Key Consistency Warning

The array must be sorted using the same key and comparison as the search. Sorting by name then searching by ID will produce incorrect results. Always ensure your sort and search criteria match.

Summary: Mastering Binary Search Implementation

You now have complete implementations of binary search in both iterative and recursive forms.

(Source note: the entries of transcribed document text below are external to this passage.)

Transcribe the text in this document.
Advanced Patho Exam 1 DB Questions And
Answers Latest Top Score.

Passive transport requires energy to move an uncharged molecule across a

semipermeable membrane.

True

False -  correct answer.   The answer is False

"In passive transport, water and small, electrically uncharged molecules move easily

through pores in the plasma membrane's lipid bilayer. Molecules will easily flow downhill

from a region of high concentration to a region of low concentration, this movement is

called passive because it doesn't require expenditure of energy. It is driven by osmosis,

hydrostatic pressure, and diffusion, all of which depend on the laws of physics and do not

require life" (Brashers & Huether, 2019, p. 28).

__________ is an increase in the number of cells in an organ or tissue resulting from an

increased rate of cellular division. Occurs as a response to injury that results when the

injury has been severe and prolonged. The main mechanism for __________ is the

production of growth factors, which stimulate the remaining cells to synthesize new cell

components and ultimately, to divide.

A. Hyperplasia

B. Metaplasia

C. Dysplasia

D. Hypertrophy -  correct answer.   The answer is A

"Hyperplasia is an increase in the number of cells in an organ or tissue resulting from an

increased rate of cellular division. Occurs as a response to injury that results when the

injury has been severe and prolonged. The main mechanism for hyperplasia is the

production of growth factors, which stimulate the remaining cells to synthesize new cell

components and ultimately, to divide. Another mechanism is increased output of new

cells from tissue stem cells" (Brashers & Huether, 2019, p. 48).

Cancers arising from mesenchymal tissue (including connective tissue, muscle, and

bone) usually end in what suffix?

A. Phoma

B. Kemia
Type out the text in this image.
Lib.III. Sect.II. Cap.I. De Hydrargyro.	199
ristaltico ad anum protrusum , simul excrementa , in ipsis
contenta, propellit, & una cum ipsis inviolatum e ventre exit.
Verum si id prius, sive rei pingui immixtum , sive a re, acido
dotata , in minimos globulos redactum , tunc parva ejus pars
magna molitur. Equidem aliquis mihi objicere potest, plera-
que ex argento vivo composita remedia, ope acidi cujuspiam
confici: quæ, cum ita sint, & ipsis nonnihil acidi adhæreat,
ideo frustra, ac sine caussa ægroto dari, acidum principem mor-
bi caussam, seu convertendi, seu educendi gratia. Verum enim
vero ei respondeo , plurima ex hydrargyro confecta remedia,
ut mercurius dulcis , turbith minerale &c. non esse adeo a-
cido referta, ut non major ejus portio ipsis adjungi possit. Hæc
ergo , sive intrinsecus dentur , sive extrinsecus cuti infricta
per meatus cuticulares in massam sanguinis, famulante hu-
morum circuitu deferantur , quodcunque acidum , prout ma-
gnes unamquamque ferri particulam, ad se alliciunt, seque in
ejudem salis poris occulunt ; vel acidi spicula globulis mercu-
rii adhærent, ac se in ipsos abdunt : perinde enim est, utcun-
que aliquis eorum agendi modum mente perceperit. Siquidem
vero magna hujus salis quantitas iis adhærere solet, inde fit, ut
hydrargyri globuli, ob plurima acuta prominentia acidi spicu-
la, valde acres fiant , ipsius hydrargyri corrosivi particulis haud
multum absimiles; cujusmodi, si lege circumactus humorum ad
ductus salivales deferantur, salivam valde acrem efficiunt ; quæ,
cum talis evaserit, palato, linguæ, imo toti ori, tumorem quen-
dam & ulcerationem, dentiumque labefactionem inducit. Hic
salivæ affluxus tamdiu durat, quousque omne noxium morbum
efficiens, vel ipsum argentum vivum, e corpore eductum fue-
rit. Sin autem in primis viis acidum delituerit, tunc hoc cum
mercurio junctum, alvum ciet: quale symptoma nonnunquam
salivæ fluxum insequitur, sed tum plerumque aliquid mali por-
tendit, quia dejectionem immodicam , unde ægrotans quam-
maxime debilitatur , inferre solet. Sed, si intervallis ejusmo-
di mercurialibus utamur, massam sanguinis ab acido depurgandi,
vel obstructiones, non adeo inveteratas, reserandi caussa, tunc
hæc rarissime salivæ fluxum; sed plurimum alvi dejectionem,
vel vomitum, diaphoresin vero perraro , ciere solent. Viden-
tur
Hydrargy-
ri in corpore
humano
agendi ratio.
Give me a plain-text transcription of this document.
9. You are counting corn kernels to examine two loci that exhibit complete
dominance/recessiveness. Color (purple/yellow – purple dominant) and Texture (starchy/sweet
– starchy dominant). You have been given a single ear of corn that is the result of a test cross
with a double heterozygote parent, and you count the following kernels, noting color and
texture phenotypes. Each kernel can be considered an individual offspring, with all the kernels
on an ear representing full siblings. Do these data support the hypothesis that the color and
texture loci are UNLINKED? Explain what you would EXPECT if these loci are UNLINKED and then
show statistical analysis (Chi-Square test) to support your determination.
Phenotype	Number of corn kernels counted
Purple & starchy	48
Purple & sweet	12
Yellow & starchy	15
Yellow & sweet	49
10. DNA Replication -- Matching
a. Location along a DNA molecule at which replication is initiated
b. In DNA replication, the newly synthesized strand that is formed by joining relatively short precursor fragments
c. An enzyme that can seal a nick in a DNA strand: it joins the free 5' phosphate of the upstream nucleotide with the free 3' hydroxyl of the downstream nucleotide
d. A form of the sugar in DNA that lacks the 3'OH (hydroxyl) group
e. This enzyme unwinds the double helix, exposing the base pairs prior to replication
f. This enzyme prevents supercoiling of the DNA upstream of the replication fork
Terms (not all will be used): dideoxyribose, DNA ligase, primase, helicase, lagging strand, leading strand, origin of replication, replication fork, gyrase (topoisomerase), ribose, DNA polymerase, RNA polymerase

The key to bug-free implementations is understanding the invariants and being precise with boundary conditions.

Let's consolidate the essential points:

Key Takeaways

•The Iterative Version — Uses O(1) space, avoids stack overflow, and is the preferred implementation for most production use cases.
•The Recursive Version — Mirrors the mathematical definition, useful in functional contexts, but uses O(log n) stack space.
•Loop Invariant — 'If the target exists, it's in [left, right]'. Understanding this invariant is key to correct implementations.
•Critical Details — Use left <= right, update with mid ± 1, and calculate midpoint safely to avoid infinite loops and overflow.
•Common Bugs — Most bugs come from wrong loop conditions, wrong pointer updates, or mismatched comparisons. Test edge cases rigorously.
•Generic Implementation — Custom key and comparator functions allow searching any sorted sequence of complex objects.

What's Next:

With core implementations mastered, the final page explores binary search's time complexity in depth. We'll prove the O(log n) bound, compare it with linear search across different scales, and understand why this efficiency makes binary search indispensable.

Page Complete

You can now implement binary search correctly in both iterative and recursive forms. You understand the critical implementation details that separate working code from subtle bugs. With these skills, you're ready to explore the algorithm's complexity analysis and truly appreciate why binary search is one of the most important algorithms in computer science.